Tuvo la feliz audacia de cantar a dúo con Sófocles: Antígona. Sobre esa canción
( toda poesía es canción) he escrito con cierta amplitud. La califiqué como su mejor obra. Reconozco mi prisa. José Watanabe no tiene mejor obra. Todas poseen análoga estatura. Su flamante Habitó entre nosotros qué otra si no esa afirmación nos pone en evidencia. Un Cristo cristiano y su entorno visto, oído, tocado, manchado y bañado por un poeta para quien nada deja de ser poetizable, más aún las sagradas virtudes del misterio. No es un libro mojigato ni menos aún animado por beatería alguna. Decir eso sería un pecado sin perdón. En Habitó entre nosotros, Cristo, es un personaje de la vecindad, vive entre nosotros, conversa con nosotros, bebe con nosotros, nace con nosotros y con nosotros muere y resucita. Es la alta confesión de una fe auroral, de una poesía que abre una ventana. Creer en el misterio es creer en la grandeza: una de las más elevadas virtudes, afirmaba Albert Eistein.

Lo justo sería repetir los poemas completos de Habitó entre nosotros. Pero quienes escribimos y leemos no somos dueños de todos los espacios, menos aún de los periodísticos. Tratar de serlo sería además una petulancia y una mezquindad frente a todos lo que ejercen este oficio. Baste por eso, y que me perdone el autor, que haga unas pequeñas confidencias sobre su persona y cuente con indiscreción que nos conocemos desde Trujillo de los años sesenta, girando y girando en derredor de lo que podía ser la literatura no solo en palabras sino también en carne y hueso. Vale decir, la belleza.

Parco. Introvertido. Más hablando con las miradas que con la boca. Sin pretensiones. Pero eso sí: severo en sus juicios, aunque no ofensivo.

En la poesía de José Watanabe hay un aire a naturaleza o a idioma recién nacido. Es una poesía inaugural, en cuanto da paso a una nueva forma o un nuevo camino para transitar con el lenguaje. La naturalidad de sus versos es parte esencial de su originalidad. Y ser original en estos tiempos ya es cosa seria. Ha merecido notables reconocimientos que no han alterado la vegetación del bosque que ha sembrado. Cosa notable. Cosa notable. Como que  me da la impresión de escucharlo afirmar acerca de otros frente que posean semejante atributo.

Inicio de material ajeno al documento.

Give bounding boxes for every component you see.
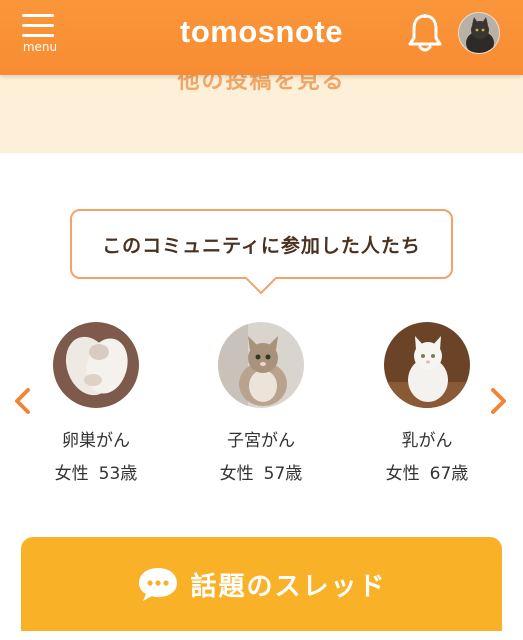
members-title-bubble: このコミュニティに参加した人たち: [70, 209, 453, 279]
member-gender: 女性: [385, 464, 420, 484]
member-info: 女性 53歳: [21, 459, 171, 484]
member-age: 53歳: [98, 464, 138, 484]
member-name: 乳がん: [401, 431, 453, 451]
member-name: 子宮がん: [227, 431, 295, 451]
member-info: 女性 57歳: [186, 459, 336, 484]
member-card[interactable]: 卵巣がん 女性 53歳: [21, 322, 171, 484]
member-gender: 女性: [219, 464, 254, 484]
hamburger-icon: [22, 14, 54, 38]
chat-bubble-icon: [139, 568, 178, 601]
bell-icon[interactable]: [405, 12, 445, 56]
member-gender: 女性: [54, 464, 89, 484]
menu-button[interactable]: menu: [18, 12, 62, 56]
member-name: 卵巣がん: [62, 431, 130, 451]
member-age: 67歳: [429, 464, 469, 484]
menu-label: menu: [22, 40, 58, 54]
member-card[interactable]: 子宮がん 女性 57歳: [186, 322, 336, 484]
previous-section: 他の投稿を見る: [0, 69, 523, 153]
app-header: menu tomosnote: [0, 0, 523, 75]
member-card[interactable]: 乳がん 女性 67歳: [352, 322, 502, 484]
members-title: このコミュニティに参加した人たち: [102, 234, 421, 257]
member-avatar: [384, 322, 470, 408]
threads-section: 話題のスレッド: [21, 537, 502, 640]
member-info: 女性 67歳: [352, 459, 502, 484]
member-avatar: [218, 322, 304, 408]
user-avatar[interactable]: [458, 12, 500, 54]
threads-list-top: [21, 631, 502, 640]
threads-title: 話題のスレッド: [190, 571, 387, 602]
bubble-tail: [246, 277, 276, 295]
member-age: 57歳: [263, 464, 303, 484]
member-avatar: [53, 322, 139, 408]
threads-header[interactable]: 話題のスレッド: [21, 537, 502, 631]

La precisión no consiste en ahorrar sino en saber gastar lo que se dice. Todo lo que no da, quita a la poesía. Y José Watanabe es, cosa indudable, un buen conocedor de esta reflexión perteneciente a tantos buenos creadores. 

En la poesía de José Watanabe hay una síntesis de la grata levedad y naturalidad de nuestros más significativos poetas. Me rectifico: no una síntesis. No. Esa palabra pertenece a los extintos telegrafistas. Digo mejor: una simbiosis, un ser orgánico nutrido por muchas vertientes: el misticismo de Vallejo, la candorosidad nada ingenua de Eguren, la imaginería desconcertante por sorpresiva de  Oquendo de Amat, la precisión de las rondinelas de González Prada...,  y todo mecido por la naturalidad de un viento de la calle, de la arboleda de un barrio que habita en el recuerdo, teñido de nostalgia y de esperanza. Paradoja. Buenos propósitos.

En este tiempo resulta tal vez una poesía escandalosa porque no produce estridencia ni escándalo. No se nutre de coprolalia, procacidad o posturas de figuretis. Baste decir que es la poesía de un verdadero y franco poeta. Y no poeta con franca rectitud de cojo amargo sino de poeta verde, contento y peligroso.

 Tres poemas de Habitó entre nosotros: El descanso en la fuente: Samaria, tierra poco amiga, míralo/ sentarse junto al pozo, solo,/ derrotado por los desiertos/.  Olvidado de su sed, ensimismado observa/ los trigales sin viento, las ovejas dormidas, en la colina las inclinadas hojas/ de humildes hortalizas, el reflejo del agua profunda/ abrillantando su ropa. En el mediodía/ todo alcanza la limpieza de su origen, /su tranquila plenitud/.  Ha encontrado una hora única e infinita , y está/ entrado en ella. Ahora/ Él está convencido:/ su eternidad es posible/.  Dale ya de beber, samaritana.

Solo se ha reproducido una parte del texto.